Так что шорт-лист, отражающий «драму исторического момента», мы получим… даже, возможно, не в этом, а в следующем году. Если, конечно, литературный процесс не начнет подмораживать. И сами прозаики попытаются немного выйти из той тематической резервации, в которой сами себя поселили.

Борис Слуцкий приходивших к нему на семинар молодых поэтов проверял порою самым простым и, как может показаться, грубым способом: просил новичка прочесть свои стихи… по рифмам. Новоприбывшие читали и, говорят, многие если и не понимали сразу, что дело плохо, то хотя бы задумывались. А отсюда уже недалеко и до того, чтобы начать работать лучше, с бо́льшей ответственностью перед словом. Тому же Слуцкому принадлежит замечательное высказывание о современной ему молодой (и не только) поэзии: «У нас много хороших стихов, написанных плохо». Надо признать, с годами этот критический афоризм все актуальней — в том числе и вывернутый наизнанку: хорошо написанных «плохих стихов», а то и вовсе эффектных нестихов сегодня больше чем когда-либо, будь то рифмованные образчики отвязной «гражданской смелости» или аккуратные столбцы геометрического «патриотизма».

Афоризм Слуцкого можно попробовать разложить на отдельные положения: есть множество стихов, которые «хороши по мысли» / попадают в струю идеологического момента / вливаются в некий эстетический тренд / попросту содержат отдельные хорошие строки — и по этим реальным и мнимым критериям могут считаться «хорошими». Но одновременно с этим в них присутствуют технические погрешности, вкусовые провалы, неряшливость в построении фразы, торопливость — словом, все то, что можно назвать стиховой неубедительностью. Тогда-то в читателе вспыхивает мгновенное и бесповоротное: «Не верю». Больше того: часто огрех становится трещинкой, все более расширяющейся по мере развития стихотворения и в конечном счете рискующей попросту его поглотить.

Из всего спектра поэтического мастерства хотелось бы остановиться на рифме, сузив разговор до одного-единственного типа ее, распространенного ныне в стихотворной практике тех, кого принято считать «молодыми» (читай: до 40 лет). Начнем чуть-чуть издалека. У Константина Ваншенкина есть короткое стихотворение «Ретроград» — вот одна из характеристик героя в нем:

Он спокойно, как при нэпе,

Рифмовал: «глаза — назад».

Вдумаемся: как много говорит о поэте один только выбор типа созвучия. В стихах Ваншенкина эта «техническая» деталь вплетается в образ ретрограда, прибавляется к другим бытовым штрихам, в конечном счете, скрепляя образ стиха с образом жизни, облик поэта с обликом человека. 

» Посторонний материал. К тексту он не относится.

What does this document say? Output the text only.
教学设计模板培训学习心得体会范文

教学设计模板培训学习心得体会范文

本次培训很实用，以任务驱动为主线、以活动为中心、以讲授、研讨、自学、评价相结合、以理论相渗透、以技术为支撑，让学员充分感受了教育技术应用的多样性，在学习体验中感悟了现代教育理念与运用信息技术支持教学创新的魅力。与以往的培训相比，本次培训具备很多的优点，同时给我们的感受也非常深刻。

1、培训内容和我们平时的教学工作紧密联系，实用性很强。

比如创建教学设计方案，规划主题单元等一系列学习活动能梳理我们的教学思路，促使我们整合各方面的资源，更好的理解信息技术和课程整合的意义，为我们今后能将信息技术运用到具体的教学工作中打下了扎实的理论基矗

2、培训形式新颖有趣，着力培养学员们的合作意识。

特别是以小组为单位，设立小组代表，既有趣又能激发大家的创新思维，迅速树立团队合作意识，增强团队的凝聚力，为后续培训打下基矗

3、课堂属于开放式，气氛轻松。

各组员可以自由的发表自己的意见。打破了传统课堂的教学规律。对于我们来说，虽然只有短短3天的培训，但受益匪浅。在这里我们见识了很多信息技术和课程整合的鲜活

Перейдем теперь к цитатам из стихов, опубликованных за последние два года. Вот выхваченные почти наугад строфы из журналов различных направлений:

На обочинах жизнь прорастала,

как могла. Морду не вороти.

Вся как есть: спецодежда и сало;

ходит дождь и бывает интим.

(«Знамя», № 9, 2021)

Река. Ванин день рождения. Десять

минут отделяет его от сестры 

на день, отделяет его на месяц. 

Перекур у рожающей — перерыв.

(«Новый мир», № 7, 2022)

Я иду к тебе через каждую черную реку,

сквозь закрытые веки, вбирая мартовский снег,

собирая боль, что отмерена этому веку,

каждой бабе, потерявшей любимого на войне.

(«Москва», № 11, 2022)

А снаружи шарахался запертый день,

А по снегу картавила поступь.

Доживали на хлебе и на воде

И неделю, и месяц, и после.

(«Формаслов», январь 2023)

Читатель отметит, что цитаты идут как бы «по восходящей»: не все строфы здесь даже условно-иронично можно назвать, по Слуцкому, «хорошими». Если первую цитату, кажется, не спасет никакая, пусть точнейшая рифма, если во второй автор в целом демонстрирует прискорбно небрежное обращение со словом, то в третьем отрывке мы — и в отрыве от контекста — чувствуем уже подлинный эмоциональный накал, прямое лирическое движение строки; что же до последней цитаты, то от нее и от стихотворения, откуда она взята, ждешь чего-то действительно неожиданного. И тем не менее все четыре автора споткнулись на одном и том же: на все той же, «как при нэпе», «ретроградской» рифме.

Рифмы подобного рода, которые называли мужскими ассонансами, усеченными и неполными, восходят к 1910–1920-м годам. Они связаны в первую очередь с работой таких поэтов, как Маяковский, Сельвинский, Тихонов, Есенин (отчасти), Пастернак. То были годы революционной раскачки стиха, ударника Маяковского и тактовика конструктивистов, мощной расхристанности «Улялаевщины» и «Пугачева», расплесканной стихии «Сестры моей — жизни» и «Браги». Первейшая черта подлинности — органичность. То, что было органично и естественно для упомянутых поэтов, с их ритмами, лиро-эпическими задачами и стоящей за ними эпохой, зачастую странно и попросту невозможно у современного лирика. Радиус различий тут — от субъективной специфики дарования художника до объективного исторического фона. Но есть еще путь и развитие самого стиха, упорядочивание в нем тех или иных форм. Мера восприимчивости поэта к такого рода корневым изменениям (а главное — умение отличить их от тех «эстетических трендов» и поветрий, о которых говорилось выше) есть, в конечном счете, мера его таланта. Знаменательно в этом смысле восклицание Пастернака из письма к В. Шаламову, испытавшему в ранних своих стихах сильнейшее влияние самого Пастернака и всей стиховой атмосферы поэзии 1920-х годов:

Удивительно, как я мог участвовать в общем разврате неполной, неточной, ассонирующей рифмы. Сейчас таким образом рифмованные стихи не кажутся мне стихами. Лишь в случае гениального по силе и ослепительного по сжатости содержания я, может быть, не заметил бы этой вихляющей, не держащейся на ногах и творчески порочной формы.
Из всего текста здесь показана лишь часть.